LE PETIT HOTEL, 1996
Le Petit Hotel is a quiet reverie, a collection of fleeting moments where strangers and spaces intertwine in a dance of light and shadow. It is a place that exists outside of time, where whispers linger in empty hallways, and the echo of footsteps dissolves into the soft glow of the morning. Through delicate portraits and contemplative landscapes, this series becomes a dialogue between presence and absence, between solitude and connection. Each image holds a story—unspoken, yet deeply felt—inviting the viewer to wander through its timeless embrace. A hotel is never just a building. It is a passage between lives, a stage for fleeting moments, for arrivals and departures. In this series I document the silent intimacy of the transitory inhabitants of a hotel: the brief exchanges, the solitude, the glances that say more than words.

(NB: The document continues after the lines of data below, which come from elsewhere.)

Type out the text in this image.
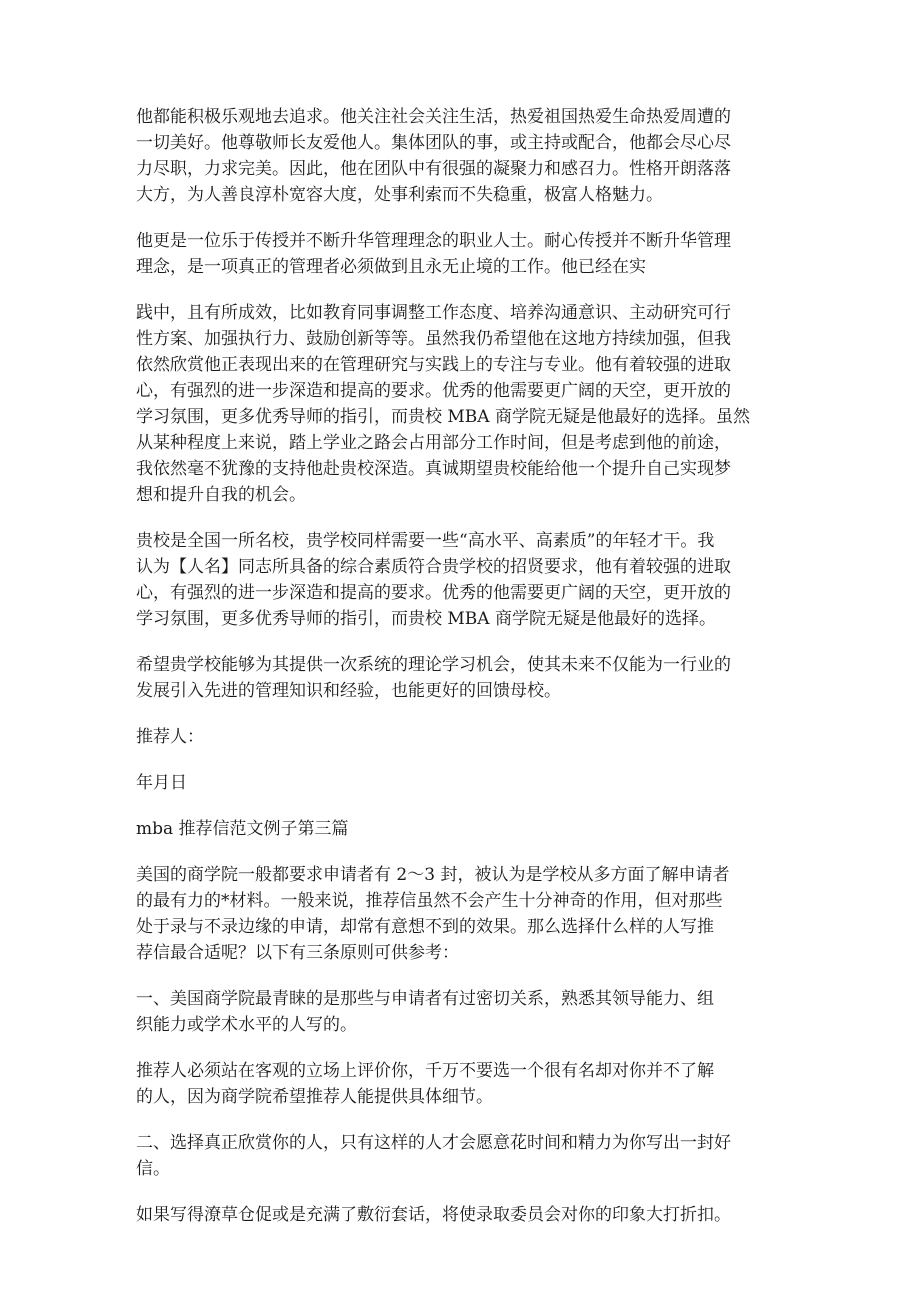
他都能积极乐观地去追求。他关注社会关注生活，热爱祖国热爱生命热爱周遭的
一切美好。他尊敬师长友爱他人。集体团队的事，或主持或配合，他都会尽心尽
力尽职，力求完美。因此，他在团队中有很强的凝聚力和感召力。性格开朗落落
大方，为人善良淳朴宽容大度，处事利索而不失稳重，极富人格魅力。

他更是一位乐于传授并不断升华管理理念的职业人士。耐心传授并不断升华管理
理念，是一项真正的管理者必须做到且永无止境的工作。他已经在实

践中，且有所成效，比如教育同事调整工作态度、培养沟通意识、主动研究可行
性方案、加强执行力、鼓励创新等等。虽然我仍希望他在这地方持续加强，但我
依然欣赏他正表现出来的在管理研究与实践上的专注与专业。他有着较强的进取
心，有强烈的进一步深造和提高的要求。优秀的他需要更广阔的天空，更开放的
学习氛围，更多优秀导师的指引，而贵校 MBA 商学院无疑是他最好的选择。虽然
从某种程度上来说，踏上学业之路会占用部分工作时间，但是考虑到他的前途，
我依然毫不犹豫的支持他赴贵校深造。真诚期望贵校能给他一个提升自己实现梦
想和提升自我的机会。

贵校是全国一所名校，贵学校同样需要一些“高水平、高素质”的年轻才干。我
认为【人名】同志所具备的综合素质符合贵学校的招贤要求，他有着较强的进取
心，有强烈的进一步深造和提高的要求。优秀的他需要更广阔的天空，更开放的
学习氛围，更多优秀导师的指引，而贵校 MBA 商学院无疑是他最好的选择。

希望贵学校能够为其提供一次系统的理论学习机会，使其未来不仅能为一行业的
发展引入先进的管理知识和经验，也能更好的回馈母校。

推荐人：

年月日

mba 推荐信范文例子第三篇

美国的商学院一般都要求申请者有 2～3 封，被认为是学校从多方面了解申请者
的最有力的*材料。一般来说，推荐信虽然不会产生十分神奇的作用，但对那些
处于录与不录边缘的申请，却常有意想不到的效果。那么选择什么样的人写推
荐信最合适呢？以下有三条原则可供参考：

一、美国商学院最青睐的是那些与申请者有过密切关系，熟悉其领导能力、组
织能力或学术水平的人写的。

推荐人必须站在客观的立场上评价你，千万不要选一个很有名却对你并不了解
的人，因为商学院希望推荐人能提供具体细节。

二、选择真正欣赏你的人，只有这样的人才会愿意花时间和精力为你写出一封好
信。

如果写得潦草仓促或是充满了敷衍套话，将使录取委员会对你的印象大打折扣。
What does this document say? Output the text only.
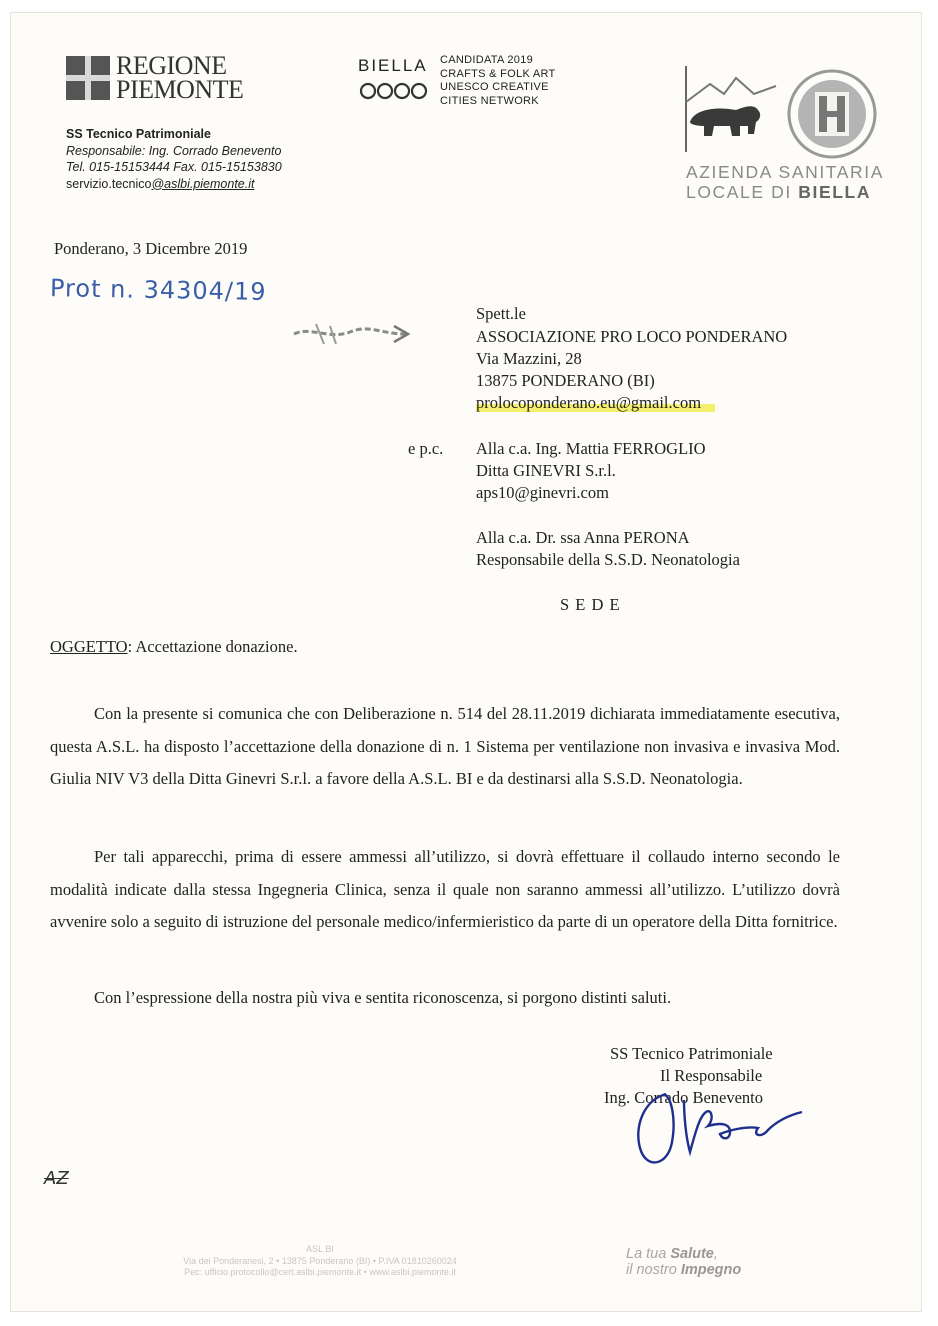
REGIONE
PIEMONTE
SS Tecnico Patrimoniale
Responsabile: Ing. Corrado Benevento
Tel. 015-15153444 Fax. 015-15153830
servizio.tecnico@aslbi.piemonte.it
BIELLA CANDIDATA 2019
CRAFTS & FOLK ART
UNESCO CREATIVE
CITIES NETWORK
AZIENDA SANITARIA
LOCALE DI BIELLA
Ponderano, 3 Dicembre 2019
Prot n. 34304/19
Spett.le
ASSOCIAZIONE PRO LOCO PONDERANO
Via Mazzini, 28
13875 PONDERANO (BI)
prolocoponderano.eu@gmail.com
e p.c. Alla c.a. Ing. Mattia FERROGLIO
Ditta GINEVRI S.r.l.
aps10@ginevri.com
Alla c.a. Dr. ssa Anna PERONA
Responsabile della S.S.D. Neonatologia
S E D E
OGGETTO: Accettazione donazione.
Con la presente si comunica che con Deliberazione n. 514 del 28.11.2019 dichiarata immediatamente esecutiva, questa A.S.L. ha disposto l’accettazione della donazione di n. 1 Sistema per ventilazione non invasiva e invasiva Mod. Giulia NIV V3 della Ditta Ginevri S.r.l. a favore della A.S.L. BI e da destinarsi alla S.S.D. Neonatologia.
Per tali apparecchi, prima di essere ammessi all’utilizzo, si dovrà effettuare il collaudo interno secondo le modalità indicate dalla stessa Ingegneria Clinica, senza il quale non saranno ammessi all’utilizzo. L’utilizzo dovrà avvenire solo a seguito di istruzione del personale medico/infermieristico da parte di un operatore della Ditta fornitrice.
Con l’espressione della nostra più viva e sentita riconoscenza, si porgono distinti saluti.
SS Tecnico Patrimoniale
Il Responsabile
Ing. Corrado Benevento
AZ
ASL BI
Via dei Ponderanesi, 2 • 13875 Ponderano (BI) • P.IVA 01810260024
Pec: ufficio.protocollo@cert.aslbi.piemonte.it • www.aslbi.piemonte.it
La tua Salute,
il nostro Impegno
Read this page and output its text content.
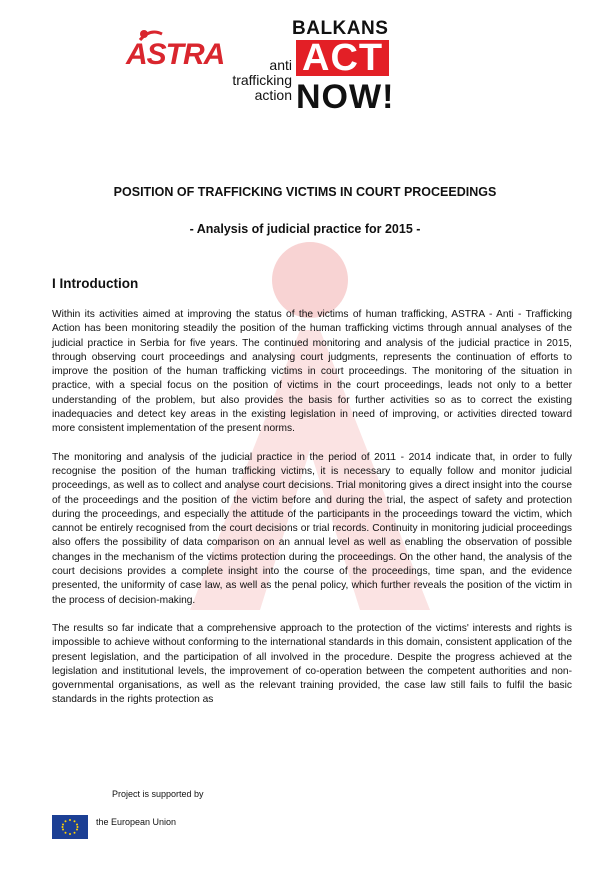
ASTRA	anti
trafficking
action
BALKANS
ACT
NOW!
POSITION OF TRAFFICKING VICTIMS IN COURT PROCEEDINGS
- Analysis of judicial practice for 2015 -
I Introduction

Within its activities aimed at improving the status of the victims of human trafficking, ASTRA - Anti - Trafficking Action has been monitoring steadily the position of the human trafficking victims through annual analyses of the judicial practice in Serbia for five years. The continued monitoring and analysis of the judicial practice in 2015, through observing court proceedings and analysing court judgments, represents the continuation of efforts to improve the position of the human trafficking victims in court proceedings. The monitoring of the situation in practice, with a special focus on the position of victims in the court proceedings, leads not only to a better understanding of the problem, but also provides the basis for further activities so as to correct the existing inadequacies and detect key areas in the existing legislation in need of improving, or activities directed toward more consistent implementation of the present norms.

The monitoring and analysis of the judicial practice in the period of 2011 - 2014 indicate that, in order to fully recognise the position of the human trafficking victims, it is necessary to equally follow and monitor judicial proceedings, as well as to collect and analyse court decisions. Trial monitoring gives a direct insight into the course of the proceedings and the position of the victim before and during the trial, the aspect of safety and protection during the proceedings, and especially the attitude of the participants in the proceedings toward the victim, which cannot be entirely recognised from the court decisions or trial records. Continuity in monitoring judicial proceedings also offers the possibility of data comparison on an annual level as well as enabling the observation of possible changes in the mechanism of the victims protection during the proceedings. On the other hand, the analysis of the court decisions provides a complete insight into the course of the proceedings, time span, and the evidence presented, the uniformity of case law, as well as the penal policy, which further reveals the position of the victim in the process of decision-making.

The results so far indicate that a comprehensive approach to the protection of the victims' interests and rights is impossible to achieve without conforming to the international standards in this domain, consistent application of the present legislation, and the participation of all involved in the procedure. Despite the progress achieved at the legislation and institutional levels, the improvement of co-operation between the competent authorities and non-governmental organisations, as well as the relevant training provided, the case law still fails to fulfil the basic standards in the rights protection as

Project is supported by
the European Union
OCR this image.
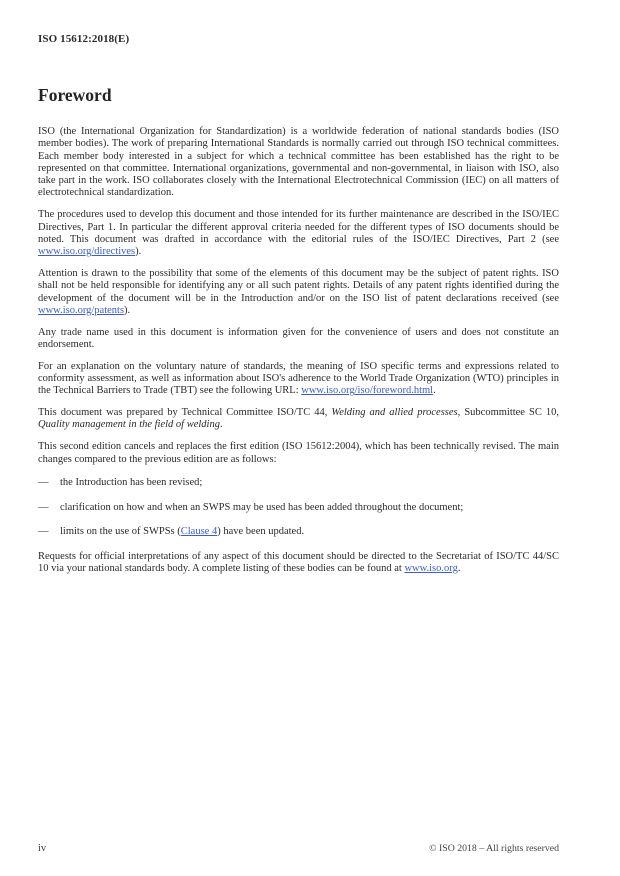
ISO 15612:2018(E)
Foreword

ISO (the International Organization for Standardization) is a worldwide federation of national standards bodies (ISO member bodies). The work of preparing International Standards is normally carried out through ISO technical committees. Each member body interested in a subject for which a technical committee has been established has the right to be represented on that committee. International organizations, governmental and non-governmental, in liaison with ISO, also take part in the work. ISO collaborates closely with the International Electrotechnical Commission (IEC) on all matters of electrotechnical standardization.

The procedures used to develop this document and those intended for its further maintenance are described in the ISO/IEC Directives, Part 1. In particular the different approval criteria needed for the different types of ISO documents should be noted. This document was drafted in accordance with the editorial rules of the ISO/IEC Directives, Part 2 (see www.iso.org/directives).

Attention is drawn to the possibility that some of the elements of this document may be the subject of patent rights. ISO shall not be held responsible for identifying any or all such patent rights. Details of any patent rights identified during the development of the document will be in the Introduction and/or on the ISO list of patent declarations received (see www.iso.org/patents).

Any trade name used in this document is information given for the convenience of users and does not constitute an endorsement.

For an explanation on the voluntary nature of standards, the meaning of ISO specific terms and expressions related to conformity assessment, as well as information about ISO's adherence to the World Trade Organization (WTO) principles in the Technical Barriers to Trade (TBT) see the following URL: www.iso.org/iso/foreword.html.

This document was prepared by Technical Committee ISO/TC 44, Welding and allied processes, Subcommittee SC 10, Quality management in the field of welding.

This second edition cancels and replaces the first edition (ISO 15612:2004), which has been technically revised. The main changes compared to the previous edition are as follows:

— the Introduction has been revised;
— clarification on how and when an SWPS may be used has been added throughout the document;
— limits on the use of SWPSs (Clause 4) have been updated.

Requests for official interpretations of any aspect of this document should be directed to the Secretariat of ISO/TC 44/SC 10 via your national standards body. A complete listing of these bodies can be found at www.iso.org.

iv	© ISO 2018 – All rights reserved
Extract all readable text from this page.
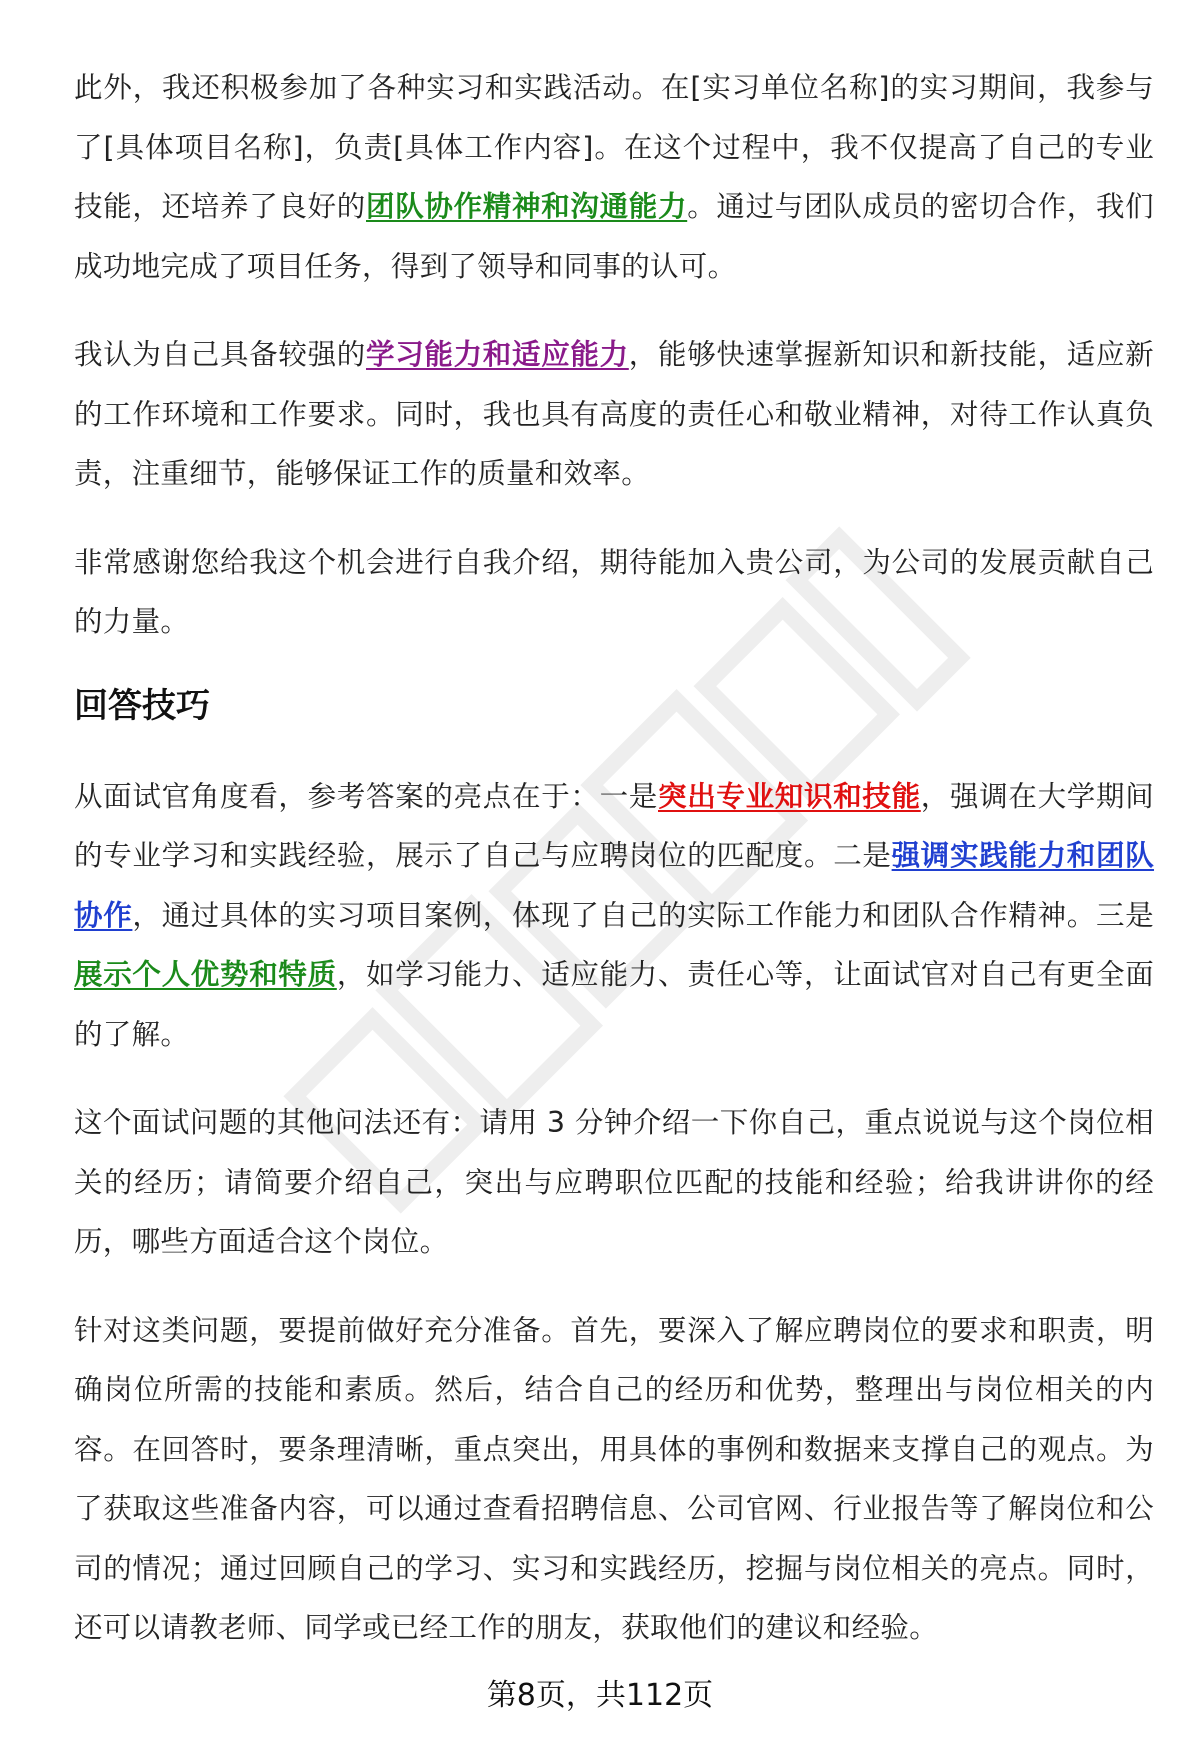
此外，我还积极参加了各种实习和实践活动。在[实习单位名称]的实习期间，我参与了[具体项目名称]，负责[具体工作内容]。在这个过程中，我不仅提高了自己的专业技能，还培养了良好的团队协作精神和沟通能力。通过与团队成员的密切合作，我们成功地完成了项目任务，得到了领导和同事的认可。

我认为自己具备较强的学习能力和适应能力，能够快速掌握新知识和新技能，适应新的工作环境和工作要求。同时，我也具有高度的责任心和敬业精神，对待工作认真负责，注重细节，能够保证工作的质量和效率。

非常感谢您给我这个机会进行自我介绍，期待能加入贵公司，为公司的发展贡献自己的力量。

回答技巧

从面试官角度看，参考答案的亮点在于：一是突出专业知识和技能，强调在大学期间的专业学习和实践经验，展示了自己与应聘岗位的匹配度。二是强调实践能力和团队协作，通过具体的实习项目案例，体现了自己的实际工作能力和团队合作精神。三是展示个人优势和特质，如学习能力、适应能力、责任心等，让面试官对自己有更全面的了解。

这个面试问题的其他问法还有：请用 3 分钟介绍一下你自己，重点说说与这个岗位相关的经历；请简要介绍自己，突出与应聘职位匹配的技能和经验；给我讲讲你的经历，哪些方面适合这个岗位。

针对这类问题，要提前做好充分准备。首先，要深入了解应聘岗位的要求和职责，明确岗位所需的技能和素质。然后，结合自己的经历和优势，整理出与岗位相关的内容。在回答时，要条理清晰，重点突出，用具体的事例和数据来支撑自己的观点。为了获取这些准备内容，可以通过查看招聘信息、公司官网、行业报告等了解岗位和公司的情况；通过回顾自己的学习、实习和实践经历，挖掘与岗位相关的亮点。同时，还可以请教老师、同学或已经工作的朋友，获取他们的建议和经验。

第8页，共112页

«A woman stares at me. A cigarette. Her face is tinged with red desire. A road leading to the beach. Everything is blue above me. Time is totally superfluous. I smoke and look at the palm trees. Vanessa undresses in front of me. The incessant monologue of the sea, in the middle of a landscape tattooed with ferns and acacia trees. Memories of the trip. Everyone awaits the arrival of the corpse. Christmas lights in all the streets. Both sides, loved and lost. Thirty seconds of silence. The sensual scent of quinces and Hannah’s lips. I watched her every day for hours from the fifth floor. A statue. And Frederika’s eyes again. A garden with yellow flowers. Eleven o’clock. The coffee pot breathes slowly. The intimacy of a telephone conversation and a very soft voice. It is eight o’clock. Erika picks up her suitcase and turns off the light. Hotels with forgotten names. Tall buildings. The velvety voice of the singer. And her red lips tasting the cherry of a glass of whiskey. I try to sleep, while we look at each other. The sticky murkiness of the night lengthens. Fan blades spin stirring thoughts. A long narrow street and a tree at the end. A quarter to two. The labyrinth of lovers. A sweet kiss in a silent dawn of frost. Breath marks the desire of every second. A bouquet of white roses. The hectic murmur of silver planes at the airport. It’s raining and while waiting for dinner I think it will be the last kiss. The last glass of wine. The intensity of Satie flooding a room overlooking the sea. Claudette. Fragile and beautiful, between the naked sheets. One of the broken photographs, which is not mine, lipstick kisses and an unmailed typed letter. Another cup of coffee. The slow step towards nothingness. A sad look of pleasure, long and continuous. The beautiful and the sublime, the great and terrible, the rush and the excitement, the fear and the death, the faith and erotic, the obsessive, the melancholy and lust, the mystery, the loneliness and decadence, the soul and madness, the order and perfectionism, the darkness, the passion, the drunken anxiety of living. I combine my work and my pleasure and so begins «Le Petit Hotel»».